PostgreSQL Monitoring Checklist: The Signals Every Production Database Needs

PostgreSQL exposes hundreds of counters across the pg_stat_* views, yet most production outages trace back to a small set of undetected conditions. Bloat accumulates silently until vacuum cannot catch up. Replication lag grows until failover becomes a data-loss event. Transaction ID age crosses a threshold and the database stops accepting writes. The problem is rarely a lack of metrics. It is knowing which signals to instrument at each stage of operational maturity.

This checklist maps the essential PostgreSQL signals to an eight-stage maturity model. It is not an encyclopedia of every view and column. It is the minimum set of signals that must be visible, alerted, and staffed with a runbook before you can claim a given operational level. If you are watching connection count but not transaction ID age, you are one wraparound emergency away from a reactive firefight.

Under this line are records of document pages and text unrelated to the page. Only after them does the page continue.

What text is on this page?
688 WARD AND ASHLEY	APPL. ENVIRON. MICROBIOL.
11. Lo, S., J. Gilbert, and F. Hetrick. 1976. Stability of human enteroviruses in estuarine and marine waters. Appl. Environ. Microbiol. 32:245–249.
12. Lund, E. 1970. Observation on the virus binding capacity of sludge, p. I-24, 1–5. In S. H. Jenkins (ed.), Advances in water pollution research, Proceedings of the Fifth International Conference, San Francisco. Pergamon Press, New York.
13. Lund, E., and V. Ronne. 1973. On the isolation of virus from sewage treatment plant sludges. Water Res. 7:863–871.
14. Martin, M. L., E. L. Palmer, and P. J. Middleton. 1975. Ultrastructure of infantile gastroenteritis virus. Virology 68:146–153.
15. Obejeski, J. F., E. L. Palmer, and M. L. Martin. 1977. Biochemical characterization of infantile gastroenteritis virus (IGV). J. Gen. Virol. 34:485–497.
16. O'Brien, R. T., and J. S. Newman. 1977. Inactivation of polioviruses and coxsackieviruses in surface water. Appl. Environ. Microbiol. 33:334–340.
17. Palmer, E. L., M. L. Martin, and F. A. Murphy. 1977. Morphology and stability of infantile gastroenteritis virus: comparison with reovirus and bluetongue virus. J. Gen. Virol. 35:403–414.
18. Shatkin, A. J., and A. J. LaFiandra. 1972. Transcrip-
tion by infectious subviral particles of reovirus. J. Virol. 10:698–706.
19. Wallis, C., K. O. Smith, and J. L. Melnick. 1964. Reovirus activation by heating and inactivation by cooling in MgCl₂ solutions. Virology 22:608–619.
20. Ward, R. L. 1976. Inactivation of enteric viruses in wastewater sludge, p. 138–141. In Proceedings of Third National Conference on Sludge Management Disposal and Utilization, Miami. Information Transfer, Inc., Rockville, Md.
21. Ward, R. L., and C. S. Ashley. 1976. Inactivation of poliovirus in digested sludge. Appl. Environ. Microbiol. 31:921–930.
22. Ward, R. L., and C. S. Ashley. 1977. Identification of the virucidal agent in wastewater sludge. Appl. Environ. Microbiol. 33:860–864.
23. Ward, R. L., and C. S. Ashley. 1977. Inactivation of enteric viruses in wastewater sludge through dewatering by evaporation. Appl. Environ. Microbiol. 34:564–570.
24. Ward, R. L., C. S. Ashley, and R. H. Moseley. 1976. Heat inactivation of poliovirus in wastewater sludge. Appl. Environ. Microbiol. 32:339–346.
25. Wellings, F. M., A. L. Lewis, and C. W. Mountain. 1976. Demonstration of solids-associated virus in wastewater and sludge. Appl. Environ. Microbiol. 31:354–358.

Use this article to audit your current observability. Identify the highest stage where every signal is monitored with a defined threshold. Close the gaps stage by stage rather than trying to build a perfect dashboard overnight.

Stage 1: Escape Reactive Mode

Stage 1 teams respond to user complaints and have no telemetry. Before you can monitor signals, you must expose them. The transition enablers are architectural, not metric tweaks.

Enable pg_stat_statements in shared_preload_libraries. Without it, query-level performance is invisible. Configure streaming replication so pg_stat_replication exists. Deploy a connection pooler such as PgBouncer in transaction mode. Without pooling, connection count is a meaningless signal because max_connections becomes a false ceiling. Establish continuous WAL archiving and test a restore. Backups that have never been restored are not backups.

Until these prerequisites are in place, the stages below are theoretical.

Stage 2: Health & Capacity Signals

Stage 2 teams have dashboards and alerts for survival-level metrics. These signals detect capacity exhaustion and availability risk before applications fail.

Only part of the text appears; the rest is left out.